Bellavista isn’t just a winery—it’s an audacious dream made real by Vittorio Moretti in the 1970s, smack in the heart of Franciacorta’s morainic amphitheater. Back then, no one looked at this sleepy Lombard hillside and thought, “Champagne who?” But Moretti did. With an architect’s eye and a dreamer’s spirit, he turned Bellavista into Italy’s answer to méthode champenoise—one that sings with its own aria. Today, the estate spans 200 hectares split into 147 precisely mapped vineyard parcels, giving winemaker Mattia Vezzola the kind of terroir toolkit that would make a French vigneron weep with envy. Chardonnay, Pinot Nero, and Pinot Bianco grow here in harmony, nurtured like prized orchestra instruments. The wines are elegantly precise—think opera in a bottle—and their cuvées are built like symphonies, layer by layer, note by note. Bellavista invented the Satèn category (a silky blanc de blancs sparkler), but instead of trademarking it forever, they gifted it to Franciacorta.

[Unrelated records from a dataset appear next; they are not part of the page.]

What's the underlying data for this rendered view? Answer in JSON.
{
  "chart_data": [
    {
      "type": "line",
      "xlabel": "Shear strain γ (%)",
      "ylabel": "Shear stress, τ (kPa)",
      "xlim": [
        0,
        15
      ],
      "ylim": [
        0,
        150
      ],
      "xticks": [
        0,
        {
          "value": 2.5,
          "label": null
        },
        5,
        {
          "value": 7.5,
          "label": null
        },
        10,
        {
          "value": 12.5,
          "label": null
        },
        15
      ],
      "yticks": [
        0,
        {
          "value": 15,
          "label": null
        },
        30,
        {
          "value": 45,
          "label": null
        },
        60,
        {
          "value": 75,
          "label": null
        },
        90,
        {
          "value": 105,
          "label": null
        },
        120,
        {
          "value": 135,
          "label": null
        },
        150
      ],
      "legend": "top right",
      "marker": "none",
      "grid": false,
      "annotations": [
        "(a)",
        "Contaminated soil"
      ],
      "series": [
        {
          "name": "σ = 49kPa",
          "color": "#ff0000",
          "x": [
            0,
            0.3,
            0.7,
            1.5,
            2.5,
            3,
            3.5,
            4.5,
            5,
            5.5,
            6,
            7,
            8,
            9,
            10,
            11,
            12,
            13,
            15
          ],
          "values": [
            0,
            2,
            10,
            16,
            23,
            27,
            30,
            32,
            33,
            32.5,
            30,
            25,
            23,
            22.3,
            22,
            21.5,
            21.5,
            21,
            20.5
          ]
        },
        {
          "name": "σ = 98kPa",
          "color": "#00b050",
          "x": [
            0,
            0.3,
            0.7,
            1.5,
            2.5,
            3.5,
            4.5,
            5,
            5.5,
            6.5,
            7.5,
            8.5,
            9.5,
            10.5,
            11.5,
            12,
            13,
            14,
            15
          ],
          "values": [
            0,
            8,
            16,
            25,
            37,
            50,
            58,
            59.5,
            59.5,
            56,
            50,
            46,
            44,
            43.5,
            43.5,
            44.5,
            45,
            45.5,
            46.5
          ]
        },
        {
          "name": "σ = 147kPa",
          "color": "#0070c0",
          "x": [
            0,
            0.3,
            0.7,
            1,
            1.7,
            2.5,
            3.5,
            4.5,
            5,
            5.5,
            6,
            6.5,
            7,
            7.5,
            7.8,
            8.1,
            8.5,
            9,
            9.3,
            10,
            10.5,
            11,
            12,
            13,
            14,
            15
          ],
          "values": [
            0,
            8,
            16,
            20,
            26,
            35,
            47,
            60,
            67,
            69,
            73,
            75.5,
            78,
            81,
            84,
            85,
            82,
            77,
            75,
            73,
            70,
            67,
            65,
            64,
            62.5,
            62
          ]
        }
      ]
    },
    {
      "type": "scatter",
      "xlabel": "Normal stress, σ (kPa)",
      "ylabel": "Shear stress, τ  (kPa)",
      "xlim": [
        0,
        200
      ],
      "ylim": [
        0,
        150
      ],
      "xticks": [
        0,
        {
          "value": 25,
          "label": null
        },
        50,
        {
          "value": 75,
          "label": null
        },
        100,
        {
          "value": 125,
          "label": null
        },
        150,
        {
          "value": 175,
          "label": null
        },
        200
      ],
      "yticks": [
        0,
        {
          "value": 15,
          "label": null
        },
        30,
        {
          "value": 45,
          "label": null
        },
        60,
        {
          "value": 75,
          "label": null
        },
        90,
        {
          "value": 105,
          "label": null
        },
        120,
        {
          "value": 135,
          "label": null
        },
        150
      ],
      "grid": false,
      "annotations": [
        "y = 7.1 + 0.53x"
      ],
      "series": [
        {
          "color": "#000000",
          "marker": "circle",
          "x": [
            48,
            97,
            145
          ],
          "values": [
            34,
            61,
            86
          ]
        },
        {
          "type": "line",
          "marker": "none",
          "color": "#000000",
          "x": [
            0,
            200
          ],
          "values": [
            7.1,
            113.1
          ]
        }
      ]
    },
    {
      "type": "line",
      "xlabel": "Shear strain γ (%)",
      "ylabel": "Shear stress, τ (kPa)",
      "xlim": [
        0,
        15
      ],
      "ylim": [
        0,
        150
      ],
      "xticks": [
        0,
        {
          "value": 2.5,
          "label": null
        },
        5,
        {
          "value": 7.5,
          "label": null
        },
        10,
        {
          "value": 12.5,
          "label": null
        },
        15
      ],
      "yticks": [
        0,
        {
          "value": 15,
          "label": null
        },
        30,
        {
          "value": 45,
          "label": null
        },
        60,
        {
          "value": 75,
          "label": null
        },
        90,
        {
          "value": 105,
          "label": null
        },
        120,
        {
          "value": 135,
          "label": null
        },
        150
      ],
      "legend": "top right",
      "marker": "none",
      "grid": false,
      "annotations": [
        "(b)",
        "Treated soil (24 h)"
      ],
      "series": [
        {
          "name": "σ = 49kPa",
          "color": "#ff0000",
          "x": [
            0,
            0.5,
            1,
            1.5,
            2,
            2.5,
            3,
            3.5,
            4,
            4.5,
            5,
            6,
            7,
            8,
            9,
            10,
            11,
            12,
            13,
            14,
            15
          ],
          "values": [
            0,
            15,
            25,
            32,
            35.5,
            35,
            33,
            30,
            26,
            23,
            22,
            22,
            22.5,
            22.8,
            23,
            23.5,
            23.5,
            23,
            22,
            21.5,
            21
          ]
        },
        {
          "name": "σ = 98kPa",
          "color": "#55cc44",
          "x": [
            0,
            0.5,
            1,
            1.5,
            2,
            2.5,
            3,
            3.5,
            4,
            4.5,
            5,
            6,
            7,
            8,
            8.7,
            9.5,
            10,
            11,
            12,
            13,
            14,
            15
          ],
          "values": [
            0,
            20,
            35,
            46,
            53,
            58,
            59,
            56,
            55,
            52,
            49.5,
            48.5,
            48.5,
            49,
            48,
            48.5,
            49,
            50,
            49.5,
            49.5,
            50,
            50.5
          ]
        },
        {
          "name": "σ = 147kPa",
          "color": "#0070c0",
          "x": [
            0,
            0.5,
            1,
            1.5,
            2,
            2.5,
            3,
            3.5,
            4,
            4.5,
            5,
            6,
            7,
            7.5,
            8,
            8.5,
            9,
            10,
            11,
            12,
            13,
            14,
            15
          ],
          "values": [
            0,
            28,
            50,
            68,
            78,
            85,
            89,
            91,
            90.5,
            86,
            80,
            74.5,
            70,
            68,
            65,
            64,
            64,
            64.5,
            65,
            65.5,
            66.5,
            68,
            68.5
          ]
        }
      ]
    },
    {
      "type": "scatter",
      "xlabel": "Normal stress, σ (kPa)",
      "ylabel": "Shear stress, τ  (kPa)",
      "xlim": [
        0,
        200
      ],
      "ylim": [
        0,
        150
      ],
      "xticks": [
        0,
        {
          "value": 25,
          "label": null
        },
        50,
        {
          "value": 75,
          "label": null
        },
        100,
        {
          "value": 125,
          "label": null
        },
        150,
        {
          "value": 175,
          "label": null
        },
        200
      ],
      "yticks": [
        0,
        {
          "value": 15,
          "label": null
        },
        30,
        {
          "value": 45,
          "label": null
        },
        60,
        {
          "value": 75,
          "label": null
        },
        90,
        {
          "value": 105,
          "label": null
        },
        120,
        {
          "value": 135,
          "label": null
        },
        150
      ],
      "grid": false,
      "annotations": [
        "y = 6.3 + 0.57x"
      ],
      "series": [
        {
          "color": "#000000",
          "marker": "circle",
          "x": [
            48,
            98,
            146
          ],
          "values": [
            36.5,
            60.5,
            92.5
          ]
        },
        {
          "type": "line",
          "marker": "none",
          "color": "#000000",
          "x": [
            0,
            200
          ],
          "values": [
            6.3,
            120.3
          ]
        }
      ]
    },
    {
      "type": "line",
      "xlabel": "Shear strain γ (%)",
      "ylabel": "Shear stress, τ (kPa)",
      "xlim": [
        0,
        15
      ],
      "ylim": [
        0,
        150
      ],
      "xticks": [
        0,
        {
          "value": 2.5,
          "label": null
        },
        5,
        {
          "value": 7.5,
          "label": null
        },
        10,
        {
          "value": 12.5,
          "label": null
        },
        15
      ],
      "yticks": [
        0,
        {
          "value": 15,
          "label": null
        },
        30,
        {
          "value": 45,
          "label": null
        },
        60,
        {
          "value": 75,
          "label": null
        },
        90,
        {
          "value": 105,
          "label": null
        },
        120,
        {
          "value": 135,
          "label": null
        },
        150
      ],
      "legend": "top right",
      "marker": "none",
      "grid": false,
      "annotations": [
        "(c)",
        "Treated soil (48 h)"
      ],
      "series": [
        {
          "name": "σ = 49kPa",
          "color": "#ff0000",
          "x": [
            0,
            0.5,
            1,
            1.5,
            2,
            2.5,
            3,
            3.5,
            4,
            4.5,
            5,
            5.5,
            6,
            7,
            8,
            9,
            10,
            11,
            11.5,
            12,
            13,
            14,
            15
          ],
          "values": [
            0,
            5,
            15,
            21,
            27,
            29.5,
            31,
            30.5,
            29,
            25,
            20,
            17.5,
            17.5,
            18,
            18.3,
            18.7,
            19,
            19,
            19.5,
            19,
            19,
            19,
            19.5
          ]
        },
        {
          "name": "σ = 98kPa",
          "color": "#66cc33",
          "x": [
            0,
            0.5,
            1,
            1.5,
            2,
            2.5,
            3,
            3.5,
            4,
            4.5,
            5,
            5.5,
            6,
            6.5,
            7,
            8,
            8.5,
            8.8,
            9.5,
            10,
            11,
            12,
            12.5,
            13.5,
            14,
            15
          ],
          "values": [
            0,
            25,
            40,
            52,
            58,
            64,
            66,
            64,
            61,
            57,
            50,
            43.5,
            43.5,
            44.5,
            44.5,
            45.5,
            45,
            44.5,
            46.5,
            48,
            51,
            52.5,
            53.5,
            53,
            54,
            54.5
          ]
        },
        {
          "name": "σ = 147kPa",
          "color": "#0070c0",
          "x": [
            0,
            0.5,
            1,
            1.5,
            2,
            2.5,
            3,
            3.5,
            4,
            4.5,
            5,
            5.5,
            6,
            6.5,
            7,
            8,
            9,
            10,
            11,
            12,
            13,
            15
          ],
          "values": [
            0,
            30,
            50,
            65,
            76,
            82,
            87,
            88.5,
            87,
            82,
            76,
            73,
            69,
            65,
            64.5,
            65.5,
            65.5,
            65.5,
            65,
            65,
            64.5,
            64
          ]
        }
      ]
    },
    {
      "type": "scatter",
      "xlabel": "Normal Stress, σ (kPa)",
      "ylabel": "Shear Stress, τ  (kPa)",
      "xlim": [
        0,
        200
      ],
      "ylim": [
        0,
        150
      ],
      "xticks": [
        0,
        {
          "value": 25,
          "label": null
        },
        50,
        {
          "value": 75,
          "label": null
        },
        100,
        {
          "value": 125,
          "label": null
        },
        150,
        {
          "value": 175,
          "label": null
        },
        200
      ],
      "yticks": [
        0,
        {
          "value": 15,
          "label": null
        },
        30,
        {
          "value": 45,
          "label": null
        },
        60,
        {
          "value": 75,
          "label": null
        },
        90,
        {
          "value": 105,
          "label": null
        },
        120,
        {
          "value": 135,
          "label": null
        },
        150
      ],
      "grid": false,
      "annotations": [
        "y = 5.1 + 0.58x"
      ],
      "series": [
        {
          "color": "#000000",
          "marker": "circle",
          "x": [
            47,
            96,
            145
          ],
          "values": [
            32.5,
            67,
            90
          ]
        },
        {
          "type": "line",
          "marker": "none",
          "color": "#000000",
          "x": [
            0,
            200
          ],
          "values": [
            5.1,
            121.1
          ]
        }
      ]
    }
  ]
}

Because that’s just how they roll. Add in a long-standing partnership with Teatro alla Scala, and you’ve got a winery that’s part bubble, part bravura, and entirely Bellavista.

Did you know?
Bellavista’s wines share billing with the world’s greatest tenors: every December, their Millesimato Brut is poured on opening night at Teatro alla Scala. Vittorio Moretti, a lover of opera and beauty in all forms, built the winery with the same theatrical elegance as the stage it toasts.